4 Capítulo 4 - Susto.
Amanhece um dia chuvoso e frio. Dulce e Ucker ainda estavam dormindo quando alguém bate na porta.
- Nossa Dul, quem será essa hora da manhã?
- Não sei amor. Deve ser o diretor, ou alguém assim. Que horas são?
- Exatamente 07h30min.
As batidas soavam mais fortes.
- Já vai! – gritou Ucker.
Ucker e Dul se dirigem para a porta. Quando a abrem, uma surpresa. Era Fernando, o ex namorado da Dulce.
- Fernando? O que você faz aqui? – disse Dul em tom desesperado.
- Vagabunda, mal terminou comigo e já tá com outro? Nossa. Eu não sabia que precisava satisfazer teus desejos tão cedo! Afinal, a gente só fez sexo uma vez lembra?
- Para com esse papo e me responde: O QUE VOCÊ QUER?
- Eu vim te buscar pra voltarmos pra casa.
- Só nos seus sonhos. – e Ucker se pôs em frente à Dul, impedindo que Fernando a tocasse – você não percebeu que só fez mal a ela?

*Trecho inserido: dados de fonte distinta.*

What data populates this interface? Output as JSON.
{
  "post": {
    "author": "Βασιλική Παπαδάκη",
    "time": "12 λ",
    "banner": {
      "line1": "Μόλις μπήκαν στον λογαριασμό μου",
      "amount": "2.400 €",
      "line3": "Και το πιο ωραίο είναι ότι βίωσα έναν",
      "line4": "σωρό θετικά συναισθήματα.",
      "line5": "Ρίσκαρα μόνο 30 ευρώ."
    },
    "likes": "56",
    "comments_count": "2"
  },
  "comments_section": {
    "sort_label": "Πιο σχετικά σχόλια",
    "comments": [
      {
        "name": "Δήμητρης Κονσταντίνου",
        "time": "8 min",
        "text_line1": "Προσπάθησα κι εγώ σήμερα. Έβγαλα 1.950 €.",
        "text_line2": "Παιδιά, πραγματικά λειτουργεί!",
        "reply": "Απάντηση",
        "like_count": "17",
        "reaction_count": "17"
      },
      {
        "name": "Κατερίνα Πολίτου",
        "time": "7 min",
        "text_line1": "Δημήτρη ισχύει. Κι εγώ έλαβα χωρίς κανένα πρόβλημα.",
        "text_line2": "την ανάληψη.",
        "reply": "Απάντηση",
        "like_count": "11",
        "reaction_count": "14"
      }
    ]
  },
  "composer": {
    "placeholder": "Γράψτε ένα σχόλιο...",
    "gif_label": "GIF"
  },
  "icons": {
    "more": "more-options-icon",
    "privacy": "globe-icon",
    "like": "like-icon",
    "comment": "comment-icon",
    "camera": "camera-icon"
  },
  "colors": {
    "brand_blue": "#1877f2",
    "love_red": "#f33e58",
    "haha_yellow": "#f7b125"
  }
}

- Sai da frente valentão. – ele empurra Christopher.
- Ou você vai embora, ou eu chamo a polícia! – ela ameaça. De repente Fernando puxa Ucker e o segura, apontando pra ele uma arma.
- Ou você vem comigo ou eu mato ele!
- NÃO! – Dul gritou e começou a chorar.
- Dulce, meu amor. Não faz isso.
- Mas eu não posso deixar ele te matar.
- Confia em mim?
- Decide vagabunda! Você vem comigo... do contrário, dê adeus ao seu amiguinho.
- Certo eu vou.
- Dul... por fav... – antes que Christopher terminasse a frase, ele foi jogado no chão. Junto com a arma de Fernando, que estava descarregada. Mas como ele bateu a cabeça quando caiu, não percebeu.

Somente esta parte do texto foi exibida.